CHP listesinin ikinci sırasında DEVA, üçüncü sırasında da  Saadet'in adayı var. İYİ Parti'nin liste başı ise, İYİ Parti Genel Başkan Yardımcısı ve İstanbul 2.Bölgeden aday gösterilen M.Salim Ensarioğlu'nun oğlu Vecdin Ensarioğlu var. Çekişmeli bir yarış var Diyarbakır'da.
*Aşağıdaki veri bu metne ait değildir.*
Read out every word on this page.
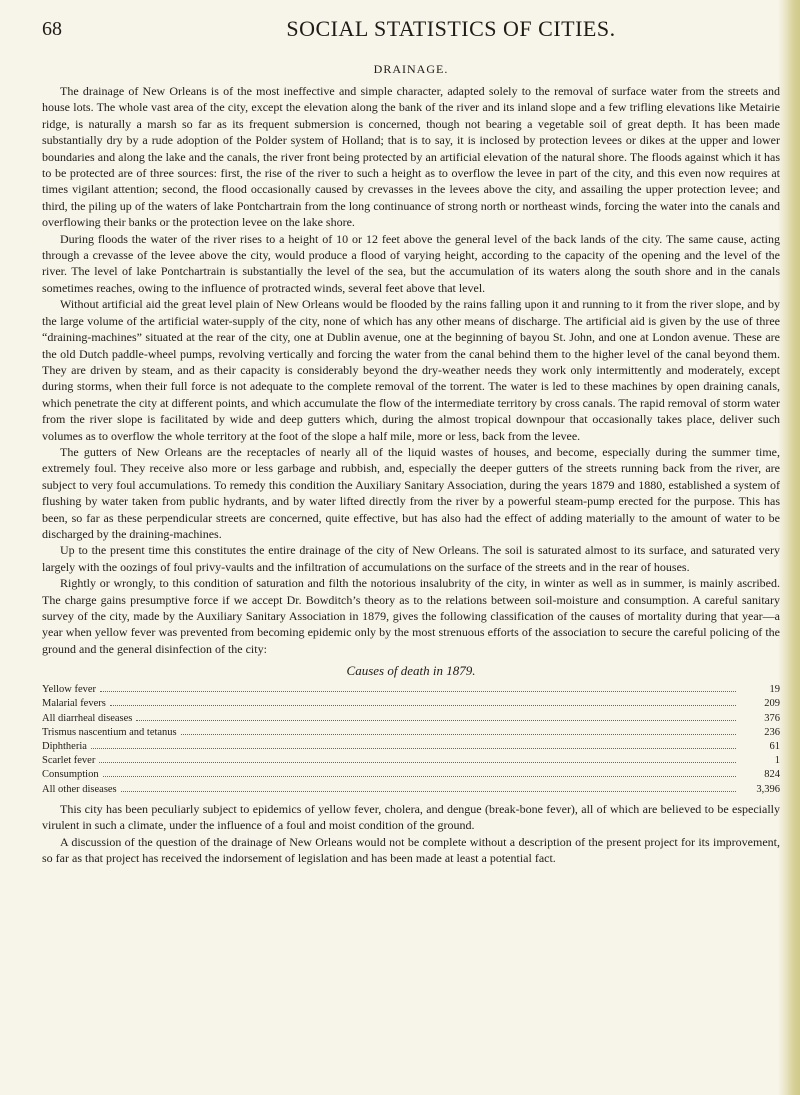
68	SOCIAL STATISTICS OF CITIES.
DRAINAGE.

The drainage of New Orleans is of the most ineffective and simple character, adapted solely to the removal of surface water from the streets and house lots. The whole vast area of the city, except the elevation along the bank of the river and its inland slope and a few trifling elevations like Metairie ridge, is naturally a marsh so far as its frequent submersion is concerned, though not bearing a vegetable soil of great depth. It has been made substantially dry by a rude adoption of the Polder system of Holland; that is to say, it is inclosed by protection levees or dikes at the upper and lower boundaries and along the lake and the canals, the river front being protected by an artificial elevation of the natural shore. The floods against which it has to be protected are of three sources: first, the rise of the river to such a height as to overflow the levee in part of the city, and this even now requires at times vigilant attention; second, the flood occasionally caused by crevasses in the levees above the city, and assailing the upper protection levee; and third, the piling up of the waters of lake Pontchartrain from the long continuance of strong north or northeast winds, forcing the water into the canals and overflowing their banks or the protection levee on the lake shore.

During floods the water of the river rises to a height of 10 or 12 feet above the general level of the back lands of the city. The same cause, acting through a crevasse of the levee above the city, would produce a flood of varying height, according to the capacity of the opening and the level of the river. The level of lake Pontchartrain is substantially the level of the sea, but the accumulation of its waters along the south shore and in the canals sometimes reaches, owing to the influence of protracted winds, several feet above that level.

Without artificial aid the great level plain of New Orleans would be flooded by the rains falling upon it and running to it from the river slope, and by the large volume of the artificial water-supply of the city, none of which has any other means of discharge. The artificial aid is given by the use of three “draining-machines” situated at the rear of the city, one at Dublin avenue, one at the beginning of bayou St. John, and one at London avenue. These are the old Dutch paddle-wheel pumps, revolving vertically and forcing the water from the canal behind them to the higher level of the canal beyond them. They are driven by steam, and as their capacity is considerably beyond the dry-weather needs they work only intermittently and moderately, except during storms, when their full force is not adequate to the complete removal of the torrent. The water is led to these machines by open draining canals, which penetrate the city at different points, and which accumulate the flow of the intermediate territory by cross canals. The rapid removal of storm water from the river slope is facilitated by wide and deep gutters which, during the almost tropical downpour that occasionally takes place, deliver such volumes as to overflow the whole territory at the foot of the slope a half mile, more or less, back from the levee.

The gutters of New Orleans are the receptacles of nearly all of the liquid wastes of houses, and become, especially during the summer time, extremely foul. They receive also more or less garbage and rubbish, and, especially the deeper gutters of the streets running back from the river, are subject to very foul accumulations. To remedy this condition the Auxiliary Sanitary Association, during the years 1879 and 1880, established a system of flushing by water taken from public hydrants, and by water lifted directly from the river by a powerful steam-pump erected for the purpose. This has been, so far as these perpendicular streets are concerned, quite effective, but has also had the effect of adding materially to the amount of water to be discharged by the draining-machines.

Up to the present time this constitutes the entire drainage of the city of New Orleans. The soil is saturated almost to its surface, and saturated very largely with the oozings of foul privy-vaults and the infiltration of accumulations on the surface of the streets and in the rear of houses.

Rightly or wrongly, to this condition of saturation and filth the notorious insalubrity of the city, in winter as well as in summer, is mainly ascribed. The charge gains presumptive force if we accept Dr. Bowditch’s theory as to the relations between soil-moisture and consumption. A careful sanitary survey of the city, made by the Auxiliary Sanitary Association in 1879, gives the following classification of the causes of mortality during that year—a year when yellow fever was prevented from becoming epidemic only by the most strenuous efforts of the association to secure the careful policing of the ground and the general disinfection of the city:

Causes of death in 1879.
Yellow fever	19
Malarial fevers	209
All diarrheal diseases	376
Trismus nascentium and tetanus	236
Diphtheria	61
Scarlet fever	1
Consumption	824
All other diseases	3,396

This city has been peculiarly subject to epidemics of yellow fever, cholera, and dengue (break-bone fever), all of which are believed to be especially virulent in such a climate, under the influence of a foul and moist condition of the ground.

A discussion of the question of the drainage of New Orleans would not be complete without a description of the present project for its improvement, so far as that project has received the indorsement of legislation and has been made at least a potential fact.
'Sonuç ne olur?' diye sorduğunuzda 'Sonuç belli' cevabını alıyorsunuz. Berber Recep diyor ki, 'Bu memlekete 20 yılda çok önemli hizmetler yapıldı. Ama son yıllarda yaşadığımız ekonomik sıkıntılar, hayat pahalılığı  bunların üstünü kapattı'

Eskiden bu memlekette özellikle seçim dönemlerinde hep 'Kürt sorunu' konuşulurdu. Şimdi tam tersi. Herkesin ortak mesajı ekonomi. Hayat pahalılığı üzerinden eleştiri yöneltiyorlar.  Kiralık ev fiyatlarının neredeyse yüzde 200’ün üzerine çıkması, temel ihtiyaç maddelerinin adeta ateş pahası olması, Diyarbakır'da seçmenin kafasını bayağı karıştırmış durumda. 

İşadamları ve sanayiciler, istikrar ve ekonomik paketlere yönelmenin doğru bir adım olacağını düşünüyor. Seçmenin de siyasi beklentiden çok ekonomi alanında verilen mesaj ve vaadlerin daha olumlu karşılık bulacağı konuşuluyor Diyarbakır'da..
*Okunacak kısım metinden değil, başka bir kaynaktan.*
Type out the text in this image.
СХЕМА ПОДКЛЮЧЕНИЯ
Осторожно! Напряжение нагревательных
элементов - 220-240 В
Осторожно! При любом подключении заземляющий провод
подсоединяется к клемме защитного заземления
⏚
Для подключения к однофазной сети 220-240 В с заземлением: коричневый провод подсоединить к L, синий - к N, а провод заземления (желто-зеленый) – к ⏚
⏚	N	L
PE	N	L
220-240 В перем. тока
AK Parti adayları, mevcut Milletvekili sayısını koruyacaklarını, hatta 3 olan vekil sayısını 4'e çıkarabileceklerini iddia ediyorlar.  Ama teşkilatlar bunun tam tersini düşünüyor. Açık söylemek gerekirse, bir kopukluk, gevşeme, hatta yenilgiyi sanki baştan kabullenmiş gibi bir görüntü içerisinde teşkilatlar.

AK Parti'nin birinci sıra adayı M. Galip Ensarioğlu'nun seçim bürosu, şehirdeki en kalabalık seçim bürolarından biri. Şehrin tam ortasında, işlek bir cadde üzerinde, oldukça büyük bir seçim ofisi.

Şehirde daha çok AK Parti ve HDP'nin seçim ofisleri göze çarpıyor. Sahadaki seçim çalışmalarında da daha çok bu iki partinin varlığını görebiliyorsunuz.

14 Mayıs seçimlernde Diyarbakır'da Milletvekiliği için çok farklı sonuçlar çıkacağı kesin. Cumhurbaşkanlığı için ise Sinan Oğan ve Muharrem İnce'nin adı bile neredeyse bilinmiyor ve hiç ağza alınmıyor.

HDP'nin aday çıkarmaması ve Kılıçdaroğlu'nu desteklemesi Diyarbakır'da Cumhurbaşkanlığı yarışının iki isim arasında geçeceğini gösteriyor. Milletvekilliği seçimleri nasıl ki AK Parti ve HDP arasında geçiyor, Cumhurbaşkanlığı seçimleri de Erdoğan ve Kılıçdaroğlu arasında kızışıyor.

Cumhurbaşkanı Recep Tayyip Erdoğan'ın ülke genelinde olduğu gibi, Diyarbakır'da da partisinden çok daha fazla oy alacağı düşüncesi hakim. Başta ekonomi olmak üzere, farklı sebeplerden dolayı AK Parti'ye kızan muhafazakar Kürt kökenli vatandaşlarla da konuştum.

'Ekonomi önemli, ama Müslümanların kırmızı çizgileri var. Camiye, ezana ve Kuran kurslarına dokundurtmayız. Milletvekilliğinde bir şey söylemek istemiyoruz. Ama Cumhurbaşkanlığı seçimlerinde tercihimiz Erdoğan olacaktır' diyenlerin sayısı oldukça yüksek Diyarbakır'da..

Diyarbakır'da sıkça konuşulan önemli bir mevzu da HDP'nin, CHP'nin bir Milletvekili çıkarmasını sağlamak için alttan destek vereceği. Bu iddia ne kadar doğru bilemem. 100 Milletvekili hedefi olan Yeşil Sol Parti'nin böyle bir şikeye girmemesi durumunda, CHP'nin vekil çıkarma ihtimali çok ama çok düşük.